The accuracy of machine learning algorithms for predicting suicidal behaviour is too low to be useful for screening (case finding) or for prioritising high-risk individuals for interventions (treatment allocation). For hospital-treated self-harm populations, management should instead include three components for all patients: a needs-based assessment and response, identification of modifiable risk factors with treatment intended to reduce those exposures, and implementation of demonstrated effective aftercare interventions.
用于预测自杀行为的机器学习算法发展迅速。为了测试这些算法预测自杀和医院治疗的自我伤害的准确性,我们进行了一项系统综述和荟萃分析。该研究已注册(PROSPERO CRD42024523074)。

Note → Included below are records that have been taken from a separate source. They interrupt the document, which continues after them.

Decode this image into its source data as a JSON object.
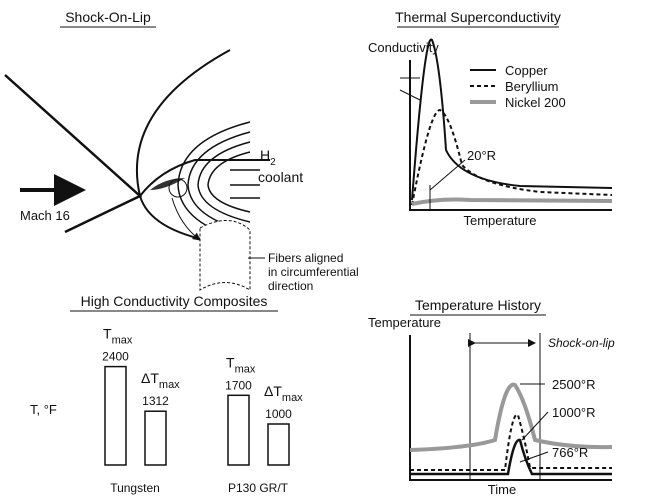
{
  "shock_on_lip": {
    "title": "Shock-On-Lip",
    "mach": "Mach 16",
    "h2": "H",
    "h2_sub": "2",
    "coolant": "coolant",
    "fibers": [
      "Fibers aligned",
      "in circumferential",
      "direction"
    ]
  },
  "thermal": {
    "title": "Thermal Superconductivity",
    "y_label": "Conductivity",
    "x_label": "Temperature",
    "legend": [
      "Copper",
      "Beryllium",
      "Nickel 200"
    ],
    "annotation": "20°R"
  },
  "composites": {
    "title": "High Conductivity Composites",
    "y_label": "T, °F",
    "groups": [
      {
        "name": "Tungsten",
        "bars": [
          {
            "label": "T",
            "sub": "max",
            "value": 2400
          },
          {
            "label": "ΔT",
            "sub": "max",
            "value": 1312
          }
        ]
      },
      {
        "name": "P130 GR/T",
        "bars": [
          {
            "label": "T",
            "sub": "max",
            "value": 1700
          },
          {
            "label": "ΔT",
            "sub": "max",
            "value": 1000
          }
        ]
      }
    ]
  },
  "history": {
    "title": "Temperature History",
    "y_label": "Temperature",
    "x_label": "Time",
    "annotation": "Shock-on-lip",
    "levels": [
      "2500°R",
      "1000°R",
      "766°R"
    ]
  }
}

我们检索了PubMed、PsycINFO、Scopus、EMBASE、IEEE、Medline、CINALH和Web of Science数据库,检索时间从数据库建立至2025年4月30日,以识别使用机器学习算法预测自杀、自我伤害以及自杀/自我伤害综合结果的研究。如果研究采用病例对照、病例队列或队列研究设计来检查自杀或医院治疗的自我伤害结果,则纳入研究。如果研究使用自我报告的结果或采用其他研究设计来检查结果,则排除该研究。使用适合诊断准确性研究的统计方法评估准确性。53项研究符合纳入标准。受试者工作特征曲线下面积范围为0.69至0.93。敏感性为45% - 82%,特异性为91% - 95%。阳性似然比为6.5 - 9.9,阴性似然值为0.2 - 0.6。使用样本内患病率值,阳性预测值范围为6%至17%。在LR +值为10时使用样本外患病率值,低患病率人群的阳性预测值为0.1%,中等患病率人群为17%,高患病率人群为66%。主要研究局限性在于排除了我们无法提取足够信息来计算准确性统计数据的相关研究,以及观察结果的随访时间存在研究间差异。
机器学习算法预测自杀行为的准确性过低,无法用于筛查(病例发现)或对高风险个体进行干预优先级排序(治疗分配)。对于医院治疗的自我伤害人群,管理应包括针对所有患者的三个组成部分:基于需求的评估和应对、识别可改变的风险因素并进行旨在减少这些暴露的治疗,以及实施已证明有效的后续护理干预措施。